The majority of the interactome studies were carried out in well-established cell lines, such as the HEK293T cells. This is informative but always comes with the concern that the identified protein‒protein interaction may not happen in vivo. Performing protein‒protein studies with more relevant cell lines or in vivo may obtain additional information for building the interaction network. Model organisms or clinical samples may be used to address this concern, but sample- handing techniques require further development for interactome research. We need to find efficient ways to extract proteins from fresh tissue or Formalin-fixed samples, since in vivo tissues, especially the clinical samples, are always limited. Along with fast developing ultra-sensitive MS techniques, highly sensitive protein‒protein interaction assays need to be further improved. As targeting DDR has rapidly expanded to disease treatment (Pilié et al., 2019) and protein‒protein interactions are increasingly targeted by drug discovery groups (Scott et al., 2016), it is time to expand interactome studies in vivoand/or in more relevant tissues/samples to fulfil their promise.
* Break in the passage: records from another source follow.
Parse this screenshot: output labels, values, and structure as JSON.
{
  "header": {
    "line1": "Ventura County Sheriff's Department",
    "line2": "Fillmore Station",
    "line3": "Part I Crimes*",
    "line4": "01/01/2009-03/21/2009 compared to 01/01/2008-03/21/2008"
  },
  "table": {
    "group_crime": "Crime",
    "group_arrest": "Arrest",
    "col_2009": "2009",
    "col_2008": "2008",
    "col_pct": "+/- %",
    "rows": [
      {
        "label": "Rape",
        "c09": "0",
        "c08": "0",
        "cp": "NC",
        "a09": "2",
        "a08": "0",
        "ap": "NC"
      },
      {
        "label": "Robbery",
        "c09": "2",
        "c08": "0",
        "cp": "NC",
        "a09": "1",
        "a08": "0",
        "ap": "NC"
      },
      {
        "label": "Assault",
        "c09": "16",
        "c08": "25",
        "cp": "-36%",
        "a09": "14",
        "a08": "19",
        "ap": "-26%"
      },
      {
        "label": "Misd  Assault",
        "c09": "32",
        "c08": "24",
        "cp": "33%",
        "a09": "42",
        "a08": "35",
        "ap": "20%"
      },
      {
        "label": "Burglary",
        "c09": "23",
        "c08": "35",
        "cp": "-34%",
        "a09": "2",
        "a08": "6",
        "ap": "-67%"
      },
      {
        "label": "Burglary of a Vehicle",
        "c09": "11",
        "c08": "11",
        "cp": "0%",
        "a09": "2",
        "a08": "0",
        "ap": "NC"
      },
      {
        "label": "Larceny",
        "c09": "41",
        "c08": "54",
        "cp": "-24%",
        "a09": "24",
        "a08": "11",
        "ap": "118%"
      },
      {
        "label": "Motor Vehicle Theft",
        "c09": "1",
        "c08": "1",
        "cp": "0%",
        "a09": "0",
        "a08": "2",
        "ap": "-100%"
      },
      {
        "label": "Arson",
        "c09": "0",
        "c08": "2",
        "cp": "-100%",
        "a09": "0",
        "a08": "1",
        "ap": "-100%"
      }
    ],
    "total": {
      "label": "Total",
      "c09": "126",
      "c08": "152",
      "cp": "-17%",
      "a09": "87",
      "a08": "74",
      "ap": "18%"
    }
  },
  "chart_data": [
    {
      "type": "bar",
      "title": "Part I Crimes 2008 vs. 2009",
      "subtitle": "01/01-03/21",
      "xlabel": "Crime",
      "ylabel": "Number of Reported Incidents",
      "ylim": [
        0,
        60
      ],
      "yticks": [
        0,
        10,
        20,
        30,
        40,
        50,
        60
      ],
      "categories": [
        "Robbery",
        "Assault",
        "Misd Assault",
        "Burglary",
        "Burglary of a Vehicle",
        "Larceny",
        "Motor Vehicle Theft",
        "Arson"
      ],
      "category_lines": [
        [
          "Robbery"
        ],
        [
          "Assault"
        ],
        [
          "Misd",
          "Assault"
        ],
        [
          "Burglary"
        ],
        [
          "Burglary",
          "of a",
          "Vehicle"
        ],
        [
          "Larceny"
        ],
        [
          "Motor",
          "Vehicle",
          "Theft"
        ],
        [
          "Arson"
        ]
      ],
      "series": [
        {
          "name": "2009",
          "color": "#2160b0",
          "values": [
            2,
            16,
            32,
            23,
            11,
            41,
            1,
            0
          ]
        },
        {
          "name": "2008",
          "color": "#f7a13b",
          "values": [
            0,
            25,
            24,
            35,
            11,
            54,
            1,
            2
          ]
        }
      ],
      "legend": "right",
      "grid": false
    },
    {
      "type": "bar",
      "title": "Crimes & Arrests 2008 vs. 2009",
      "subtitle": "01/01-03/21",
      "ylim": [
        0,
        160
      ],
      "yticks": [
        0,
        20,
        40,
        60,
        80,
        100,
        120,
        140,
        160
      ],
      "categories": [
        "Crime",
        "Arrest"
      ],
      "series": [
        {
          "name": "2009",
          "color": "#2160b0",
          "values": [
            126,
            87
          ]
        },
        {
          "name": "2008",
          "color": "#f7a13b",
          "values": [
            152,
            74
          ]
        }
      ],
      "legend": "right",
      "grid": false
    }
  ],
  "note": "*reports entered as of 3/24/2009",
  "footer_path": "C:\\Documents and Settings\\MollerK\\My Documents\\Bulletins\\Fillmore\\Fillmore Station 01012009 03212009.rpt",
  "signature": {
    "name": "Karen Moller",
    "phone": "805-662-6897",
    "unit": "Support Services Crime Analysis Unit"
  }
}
Cells can be viewed as a complex web with constant and regulated macromolecular interactions. With these controlled and dynamic interactions, cellular processes can be carried out quickly and precisely according to endogenous and environmental cues. Disturbing these interactions and their regulations will likely lead to disorders or diseases. Moreover, precise understanding of the interactomes involved in DNA repair genes may be used in drug development and the design of new treatments for patients. Indeed, a recent study reported an SARS-CoV-2 virus-host protein‒protein interaction map, which may help in the screening of drugs for coronavirus disease 2019 (COVID-19) treatment (Gordon et al., 2020). This kind of interactome study concentrated on a group of genes that are implicated in the same disease will help us build disease-specific protein‒protein interaction networks. Such networks will be useful in uncovering the molecular mechanisms underlying disease development and in selecting key targets for disease treatment.